Lately it seems like the appointments just keep coming. It could be for Gage’s botox, hearing check, neurologist visit, nutritionist, EEG, or any number of other things. Sprinkle in a few of my own doctor visits and a busy season at work, and it can feel overwhelming.
For several months, I’ve been needing to take Gage to the eye doctor and I just keep putting it off. His former doctor is no longer in Springfield and once he left and our visit was cancelled I never followed through with rescheduling. I keep telling myself that I will once things slow down a little and there are less things filling up our schedule. But that day never seems to come.

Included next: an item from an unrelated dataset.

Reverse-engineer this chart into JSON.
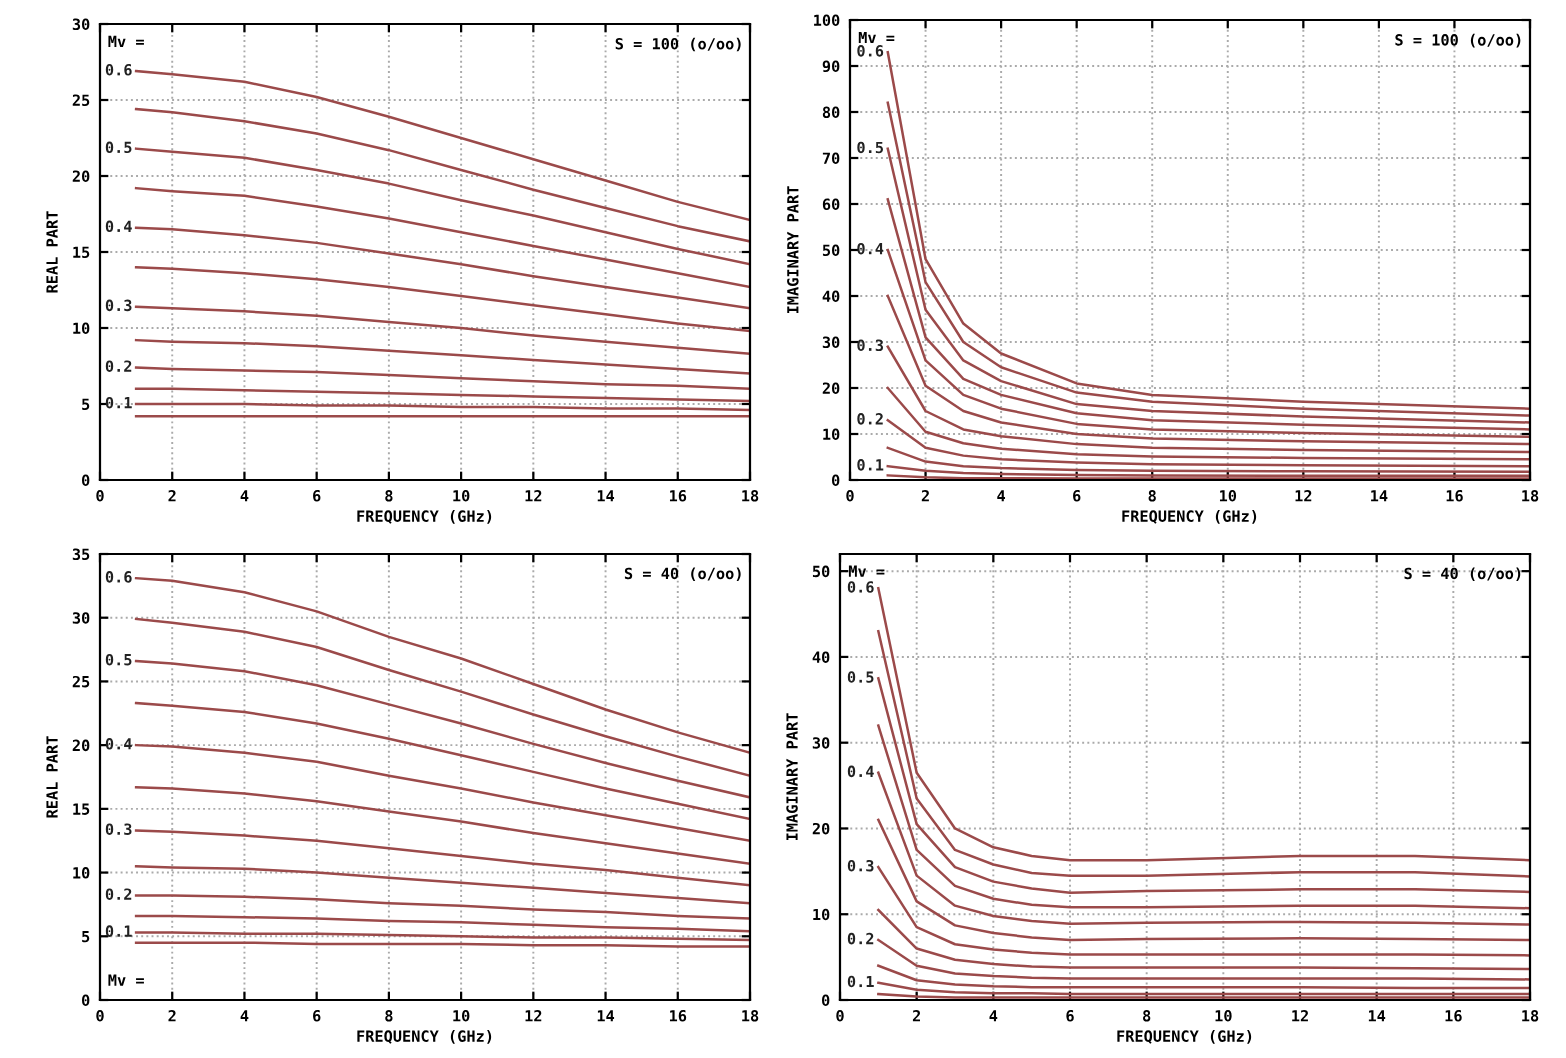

We hear a lot about the light at the end of the tunnel. Heck, I’ve talked a lot about it. But it can be hard to take comfort in the idea that we’re so close, we just need to keep going and it will be better and easier soon. Because sometimes that’s not reality. When we get through an especially busy season of appointments and follow up visits, and I look to my calendar, hopeful to see week after week of empty days, that’s not what I find.
Instead of focusing on the finish, the promise of a burden lifted, the proverbial light at the end of the tunnel, I think I’d be better served to look for the light IN the tunnel. That flicker of hope and fighting spirit even when things seem tough or overwhelming. The reminders that even if you’re in a funk, you don’t always have to stay there. When I try, I can see and feel the constant presence of that light in the tunnel, in the midst of everything else. It comes in the form of kind offers of help from good friends, encouraging words, verses, or song lyrics, and reminders that I’m not alone in my struggles.
Ultimately, I seek comfort, joy and peace through my faith in Jesus. Instead of waiting for one day—for the empty calendar I’ll likely never have or for things to just feel a little easier—I’ll try to focus on all the good stuff that’s present even in the middle of the difficulty or chaos. I’ll keep looking for the light in the tunnel.
I thought of you and Gabe yesterday when I was at the AF office and saw that big, beautiful picture of the two of you in the hallway.
I can’t imagine how hard life is for you and yet you continue to look for the good and positive. It can’t be easy and I know you must have many personal struggles, but remember you and your family are loved. Gabe is so fortunate to have wonderful parents and a sibling who love him so much.
I guess my computer typed Gabe instead of Gage. I didn’t catch that!
I guess my computer typed Gabe instead of Gage. I didn’t catch that!